Migranti, ancora un naufragio nel Mediterraneo 200 morti annegati ma tanti ancora i dispersi

 La notizia dell’orrore rimbalza per tutta la giornata ma alla fine non trova conferma: il barcone naufragato con a bordo 400 persone è una nave fantasma. Nessuno è certo dell’esistenza dell’imbarcazione salpata dall’Egitto e diretta in Italia, non risulta alla Marina militare, alla Guardia costiera, al ministero degli Esteri, così come a Frontex e al Viminale.
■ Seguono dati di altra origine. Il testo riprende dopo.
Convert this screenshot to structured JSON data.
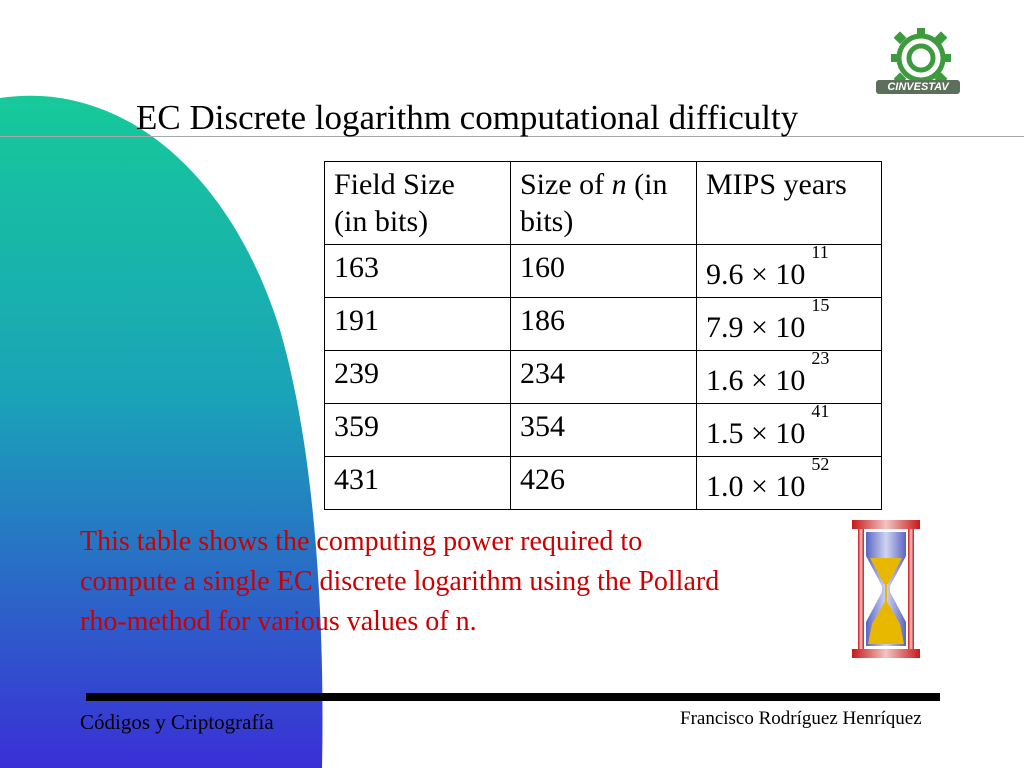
{
  "slide": {
    "title": "EC Discrete logarithm computational difficulty",
    "logo_text": "CINVESTAV",
    "table": {
      "headers": {
        "field_size_line1": "Field Size",
        "field_size_line2": "(in bits)",
        "n_size_prefix": "Size of ",
        "n_size_var": "n",
        "n_size_suffix": " (in",
        "n_size_line2": "bits)",
        "mips": "MIPS years"
      },
      "rows": [
        {
          "field": "163",
          "n": "160",
          "mips": "9.6 × 10",
          "exp": "11"
        },
        {
          "field": "191",
          "n": "186",
          "mips": "7.9 × 10",
          "exp": "15"
        },
        {
          "field": "239",
          "n": "234",
          "mips": "1.6 × 10",
          "exp": "23"
        },
        {
          "field": "359",
          "n": "354",
          "mips": "1.5 × 10",
          "exp": "41"
        },
        {
          "field": "431",
          "n": "426",
          "mips": "1.0 × 10",
          "exp": "52"
        }
      ]
    },
    "caption": {
      "line1": "This table  shows the computing power required to",
      "line2": "compute a single EC discrete logarithm using the Pollard",
      "line3": "rho-method for various values of n."
    },
    "footer": {
      "left": "Códigos y Criptografía",
      "right": "Francisco Rodríguez Henríquez"
    },
    "colors": {
      "caption": "#cc0000",
      "gradient_top": "#16c99a",
      "gradient_bottom": "#3a2fd6"
    }
  }
}
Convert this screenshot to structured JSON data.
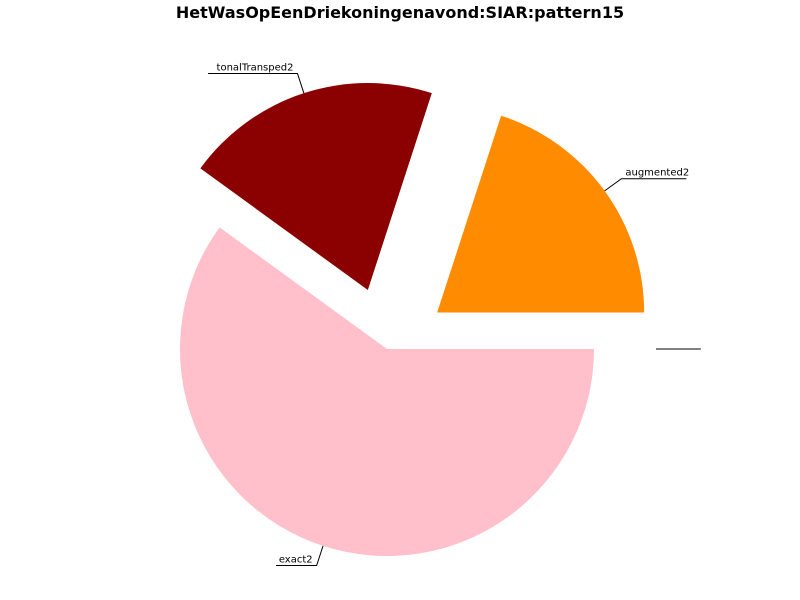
{
  "chart_data": {
    "type": "pie",
    "title": "HetWasOpEenDriekoningenavond:SIAR:pattern15",
    "slices": [
      {
        "label": "augmented2",
        "value": 20,
        "color": "#ff8c00",
        "exploded": true
      },
      {
        "label": "tonalTransped2",
        "value": 20,
        "color": "#8b0000",
        "exploded": true
      },
      {
        "label": "exact2",
        "value": 60,
        "color": "#ffc0cb",
        "exploded": false
      },
      {
        "label": "",
        "value": 0,
        "color": "#ffffff",
        "exploded": true
      },
      {
        "label": "",
        "value": 0,
        "color": "#ffffff",
        "exploded": true
      }
    ],
    "start_angle_deg": 0,
    "direction": "counterclockwise",
    "legend": "none"
  }
}
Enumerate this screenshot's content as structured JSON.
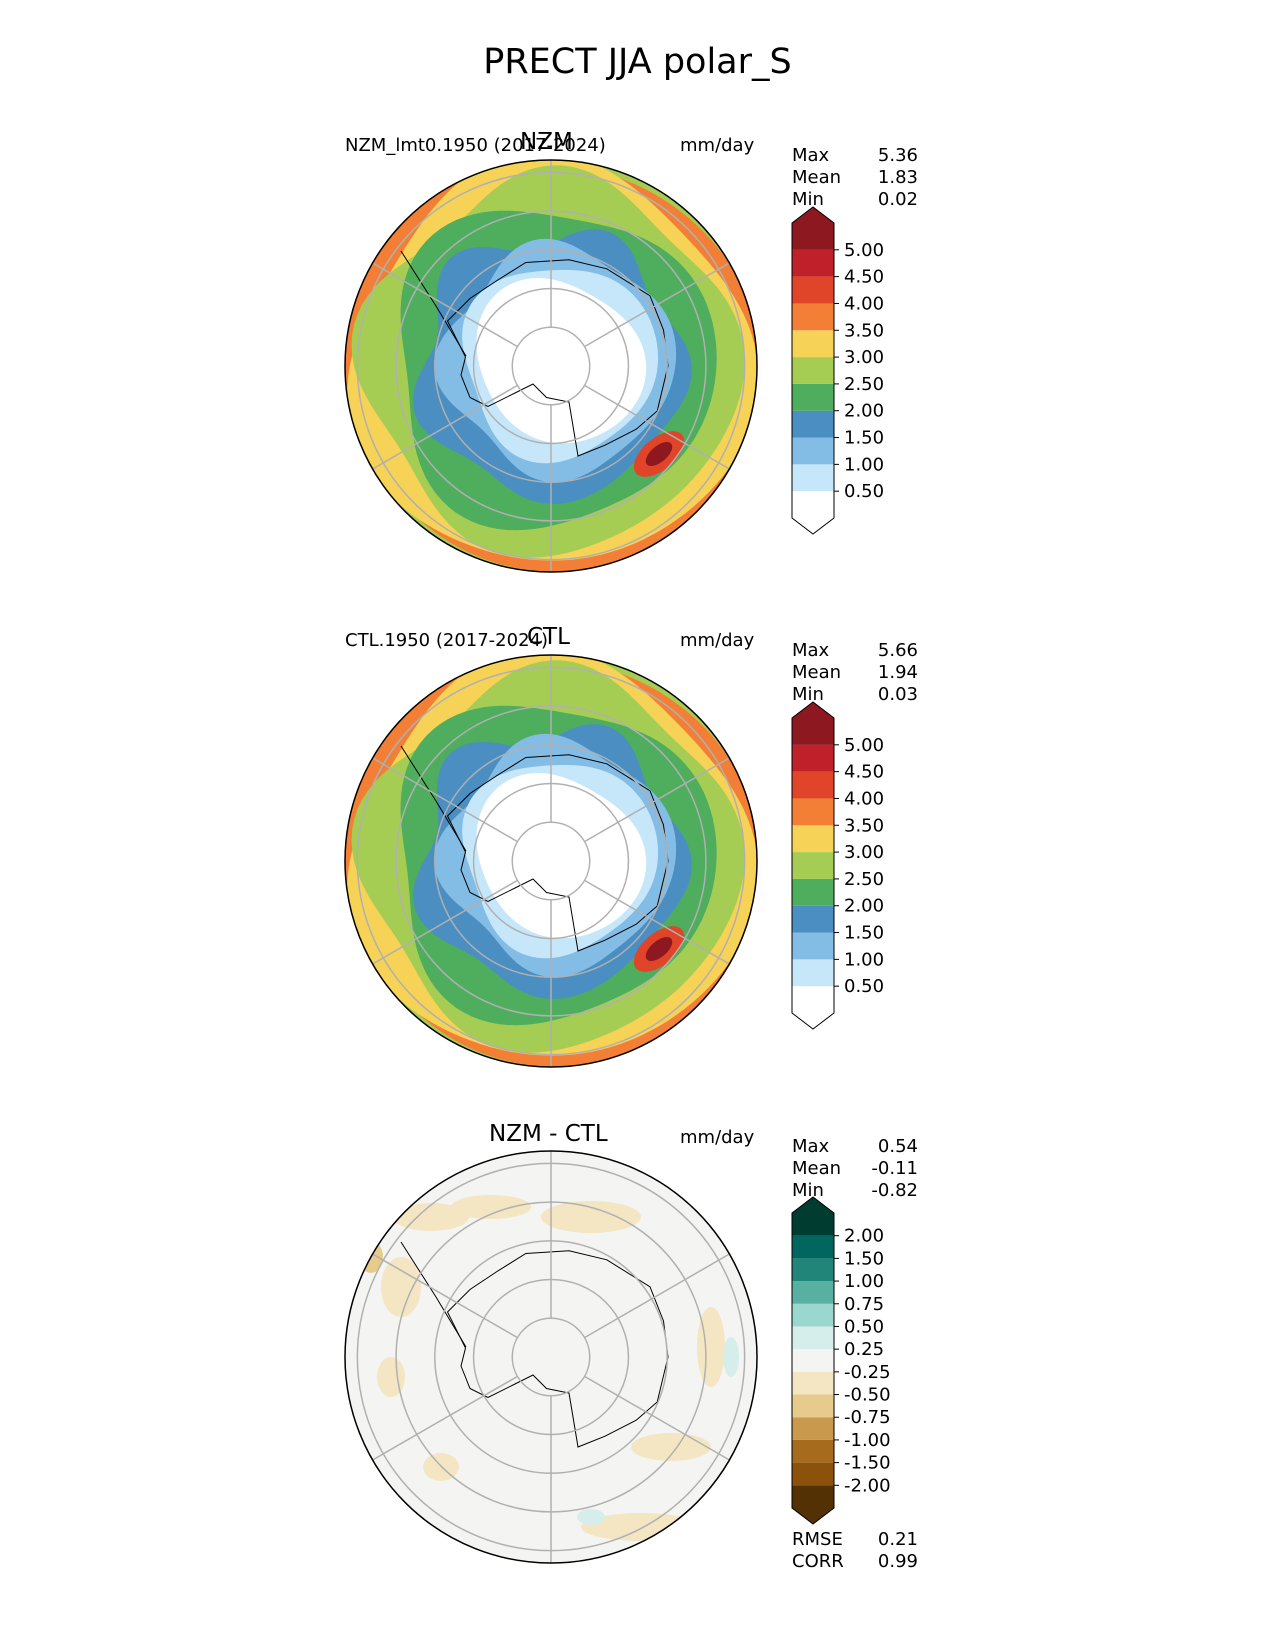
{
  "figure": {
    "title": "PRECT JJA polar_S"
  },
  "chart_data": [
    {
      "type": "heatmap",
      "projection": "south-polar-stereographic",
      "title_center": "NZM",
      "title_left": "NZM_lmt0.1950 (2017-2024)",
      "units": "mm/day",
      "stats": {
        "max_label": "Max",
        "max": "5.36",
        "mean_label": "Mean",
        "mean": "1.83",
        "min_label": "Min",
        "min": "0.02"
      },
      "colorbar": {
        "ticks": [
          "0.50",
          "1.00",
          "1.50",
          "2.00",
          "2.50",
          "3.00",
          "3.50",
          "4.00",
          "4.50",
          "5.00"
        ],
        "colors": [
          "#ffffff",
          "#c6e7fa",
          "#83bce5",
          "#4a8ec2",
          "#4fad5e",
          "#a5cd53",
          "#f6d257",
          "#f27f35",
          "#e0452a",
          "#c0202a",
          "#8d1820"
        ]
      },
      "rings_lat": [
        -80,
        -70,
        -60,
        -50,
        -40
      ],
      "meridians_deg": [
        0,
        60,
        120,
        180,
        240,
        300
      ],
      "field_bands": [
        {
          "ring": 4,
          "level": 7
        },
        {
          "ring": 3.5,
          "level": 5
        },
        {
          "ring": 3,
          "level": 4
        },
        {
          "ring": 2.5,
          "level": 3
        },
        {
          "ring": 2,
          "level": 2
        },
        {
          "ring": 1.5,
          "level": 0
        }
      ]
    },
    {
      "type": "heatmap",
      "projection": "south-polar-stereographic",
      "title_center": "CTL",
      "title_left": "CTL.1950 (2017-2024)",
      "units": "mm/day",
      "stats": {
        "max_label": "Max",
        "max": "5.66",
        "mean_label": "Mean",
        "mean": "1.94",
        "min_label": "Min",
        "min": "0.03"
      },
      "colorbar": {
        "ticks": [
          "0.50",
          "1.00",
          "1.50",
          "2.00",
          "2.50",
          "3.00",
          "3.50",
          "4.00",
          "4.50",
          "5.00"
        ],
        "colors": [
          "#ffffff",
          "#c6e7fa",
          "#83bce5",
          "#4a8ec2",
          "#4fad5e",
          "#a5cd53",
          "#f6d257",
          "#f27f35",
          "#e0452a",
          "#c0202a",
          "#8d1820"
        ]
      },
      "rings_lat": [
        -80,
        -70,
        -60,
        -50,
        -40
      ],
      "meridians_deg": [
        0,
        60,
        120,
        180,
        240,
        300
      ],
      "field_bands": [
        {
          "ring": 4,
          "level": 7
        },
        {
          "ring": 3.5,
          "level": 5
        },
        {
          "ring": 3,
          "level": 4
        },
        {
          "ring": 2.5,
          "level": 3
        },
        {
          "ring": 2,
          "level": 2
        },
        {
          "ring": 1.5,
          "level": 0
        }
      ]
    },
    {
      "type": "heatmap",
      "projection": "south-polar-stereographic",
      "title_center": "NZM - CTL",
      "title_left": "",
      "units": "mm/day",
      "stats": {
        "max_label": "Max",
        "max": "0.54",
        "mean_label": "Mean",
        "mean": "-0.11",
        "min_label": "Min",
        "min": "-0.82"
      },
      "colorbar": {
        "ticks": [
          "-2.00",
          "-1.50",
          "-1.00",
          "-0.75",
          "-0.50",
          "-0.25",
          "0.25",
          "0.50",
          "0.75",
          "1.00",
          "1.50",
          "2.00"
        ],
        "colors": [
          "#543005",
          "#8c510a",
          "#a66b1c",
          "#c99a4d",
          "#e6cb8c",
          "#f4e5c3",
          "#f4f4f2",
          "#d5eeeb",
          "#9ad8cf",
          "#58b0a3",
          "#218579",
          "#01665e",
          "#003c30"
        ]
      },
      "rings_lat": [
        -80,
        -70,
        -60,
        -50,
        -40
      ],
      "meridians_deg": [
        0,
        60,
        120,
        180,
        240,
        300
      ],
      "field_bands": [
        {
          "ring": 4,
          "level": 6
        }
      ],
      "footer": {
        "rmse_label": "RMSE",
        "rmse": "0.21",
        "corr_label": "CORR",
        "corr": "0.99"
      }
    }
  ]
}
E neppure l’Egitto riesce a confermare la notizia. E’ certo che, se mai ci sia stato il naufragio, non è avvenuto a poche miglia dalle coste italiane. La versione cambia nel pomeriggio, quando il ministero dell’Informazione somalo ribadisce le condoglianze alla nazione per il naufragio in cui risultano coinvolti 200 migranti, somali etiopi ed eritrei, «partiti dalla Libia verso l’Italia».

In serata, da Mogadiscio, l’Ansa riporta una testimonianza diffusa da un sito locale: «Eravamo in 500 e siamo sopravvissuti in 23» ma la versione è diversa: la nave, partita da Alessandria, sarebbe naufragata in acque greche e soccorsa da un’imbarcazione filippina. Il ministro degli Esteri, Paolo Gentiloni, invita alla prudenza: «Stiamo cercando conferme dalle autorità egiziane», del resto neppure la Guardia costiera greca ha notizie sulla vicenda. Nessun dubbio, invece, un’altra tragedia, quella del gommone che trasportava circa 140 persone: sei corpi sono rimasti in mare, in 106 sono stati soccorsi. E mentre le notizie si rincorrono, cresce l’attenzione sulla nuova possibile rotta delle migrazioni: quella che dall’Egitto porta in Italia.

A parlare è Awale Warsame, dice di essere scampato al naufragio nel Mediterraneo nel quale sarebbero annegate almeno 200 persone, a intervistarlo è il sito somalo Goobjoog News.
«Sulla barca eravamo 500, in maggioranza somali – dice – solo in 23 siamo sopravvissuti. Abbiamo usato pezzi di legno della barca che si è capovolta per restare a galla. Siamo partiti da Alessandria, il 7 aprile, la barca si è rovesciata il 12. Ma siamo stati soccorsi da una nave filippina, al largo di un’isola greca, solo cinque giorni dopo».

I primi segnali sono arrivati qualche mese fa: il 22 febbraio, 105 migranti, salvati nel canale di Sicilia, hanno raccontato di essere partiti sette giorni prima dall’ Egitto. Il 7 aprile erano in 314, il porto di partenza, anche questa volta, era egiziano e a intercettare i naufraghi sono state le navi greche. Sono tre, in tutto le partenze negli ultimi due mesi, per una rotta che sembrava del tutto “azzerata”. E adesso il timore è che la chiusura dell’asse balcanico, con l’accordo Ue-Turchia per bloccare le partenze verso le isole greche, apra nuovi fronti. Le migliaia di disperati in fuga da guerre e fame si sposterebbero verso il nord Africa e il Mediterraneo centrale, con l’obiettivo di raggiungere l’Italia. Sono oltre 24mila i migranti
sbarcati sulle nostre coste, il doppio dell’anno scorso, e i numeri delle ultime settimane dicono che sono in aumento le partenze da Libia, Egitto e Tunisia, come dimostra il gommone approdato ieri a Sant’Antioco, in Sardegna, con 16 tunisini ed algerini.